4. The kind of microbes at depth may differ in proportion from those near the surface. It is again noteworthy that AgResearch restricted their survey to only bacteria, only bacteria that can be cultured, only bacteria that can be cultured in an oxygenated environment, and only those in the top soil layers not in contact with the animals, and thus AgResearch actively excluded from consideration an estimated 99-99.9% of all other kinds of bacteria and 100% of all other kinds of microbes.

5. There is no evidence to support the contention that transfer would be restricted to the top soil layers. It is in fact probably impossible for transfer to take place in the top 30 cm when the genes being monitored were at least 1.7 vertical metres lower. This equates to approximately 1.7 million bacterial body lengths away. With the exception of one self-described “preliminary experiment” in 2004, AgResearch sampled for gene transfer in soil that essentially could not contain the target genes.

Prof. Jack A. Heinemann
Dr. Brigitta Kurenbach
Ms. Nikki Bleyendaal
Centre for Integrated Research in Biosafety
University of Canterbury

References
Fierer, N., Schimel, J. P. and Holden, P. A. (2003). Variations in microbial community composition through two soil depth profiles. Soil Biol. Biochem. 35, 167-176.

Heinemann, J. A., Kurenbach, B. and Bleyendaal, N. (2011). Evaluation of horizontal gene transfer monitoring experiments conducted in New Zealand between 2004 and 2009. J. Org. Sys. 6, 3-19.

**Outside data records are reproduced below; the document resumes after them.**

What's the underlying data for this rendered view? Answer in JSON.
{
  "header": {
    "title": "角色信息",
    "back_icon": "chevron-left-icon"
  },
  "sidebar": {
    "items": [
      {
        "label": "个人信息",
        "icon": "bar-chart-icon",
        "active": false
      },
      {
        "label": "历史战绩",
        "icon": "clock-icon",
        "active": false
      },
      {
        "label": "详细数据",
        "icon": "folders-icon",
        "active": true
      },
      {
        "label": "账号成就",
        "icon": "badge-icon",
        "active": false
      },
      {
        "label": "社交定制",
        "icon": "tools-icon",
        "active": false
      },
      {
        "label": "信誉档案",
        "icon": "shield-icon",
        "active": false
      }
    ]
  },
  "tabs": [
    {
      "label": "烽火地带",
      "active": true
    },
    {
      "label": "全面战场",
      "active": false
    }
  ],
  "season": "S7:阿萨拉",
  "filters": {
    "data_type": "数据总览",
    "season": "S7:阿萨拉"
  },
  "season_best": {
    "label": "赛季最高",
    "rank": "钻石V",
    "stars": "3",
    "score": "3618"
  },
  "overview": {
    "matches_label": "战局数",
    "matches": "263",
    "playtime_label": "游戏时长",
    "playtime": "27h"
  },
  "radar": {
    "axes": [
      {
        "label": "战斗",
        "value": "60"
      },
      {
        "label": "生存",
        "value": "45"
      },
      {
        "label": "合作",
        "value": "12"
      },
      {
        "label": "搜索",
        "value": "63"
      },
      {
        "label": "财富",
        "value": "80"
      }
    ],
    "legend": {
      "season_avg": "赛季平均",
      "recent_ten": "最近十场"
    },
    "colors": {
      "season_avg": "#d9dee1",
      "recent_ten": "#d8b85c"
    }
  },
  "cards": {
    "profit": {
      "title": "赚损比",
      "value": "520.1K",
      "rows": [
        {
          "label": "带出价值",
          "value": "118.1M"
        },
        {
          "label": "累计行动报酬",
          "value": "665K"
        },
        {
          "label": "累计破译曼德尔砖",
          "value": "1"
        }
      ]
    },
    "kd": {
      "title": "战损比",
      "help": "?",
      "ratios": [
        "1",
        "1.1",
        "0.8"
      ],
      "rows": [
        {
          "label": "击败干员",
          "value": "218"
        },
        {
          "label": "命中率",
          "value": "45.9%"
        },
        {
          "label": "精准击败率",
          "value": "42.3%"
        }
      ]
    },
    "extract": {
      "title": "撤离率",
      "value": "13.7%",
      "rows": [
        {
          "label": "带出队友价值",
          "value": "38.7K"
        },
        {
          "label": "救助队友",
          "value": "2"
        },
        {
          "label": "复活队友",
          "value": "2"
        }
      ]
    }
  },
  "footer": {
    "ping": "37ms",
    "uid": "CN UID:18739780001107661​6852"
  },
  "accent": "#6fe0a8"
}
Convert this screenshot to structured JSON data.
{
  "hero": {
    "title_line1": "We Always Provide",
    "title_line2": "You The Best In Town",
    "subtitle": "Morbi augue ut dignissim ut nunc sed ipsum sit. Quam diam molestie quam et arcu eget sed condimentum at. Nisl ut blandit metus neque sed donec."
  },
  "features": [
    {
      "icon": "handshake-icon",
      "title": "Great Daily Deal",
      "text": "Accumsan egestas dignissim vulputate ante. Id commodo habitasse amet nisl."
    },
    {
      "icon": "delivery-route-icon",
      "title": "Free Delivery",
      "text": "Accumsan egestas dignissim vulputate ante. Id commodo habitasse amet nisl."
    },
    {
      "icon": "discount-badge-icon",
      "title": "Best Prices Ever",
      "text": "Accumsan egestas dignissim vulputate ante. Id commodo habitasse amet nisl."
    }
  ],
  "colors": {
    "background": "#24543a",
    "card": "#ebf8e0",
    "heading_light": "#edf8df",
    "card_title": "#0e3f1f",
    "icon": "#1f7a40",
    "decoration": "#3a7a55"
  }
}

Heinemann, J. A. and Traavik, T. (2004). Problems in monitoring horizontal gene transfer in field trials of transgenic plants. Nat. Biotechnol. 22, 1105-1109.

Mason, O. U., Nakagawa, T., Rosner, M., Van N., J. D., Zhou, J., Maruyama, A., Fisk, M. R. and Giovannoni, S. J. (2010). First investigation of the microbiology of the deepest layer of ocean crust. PLoS Biology 5, e15399.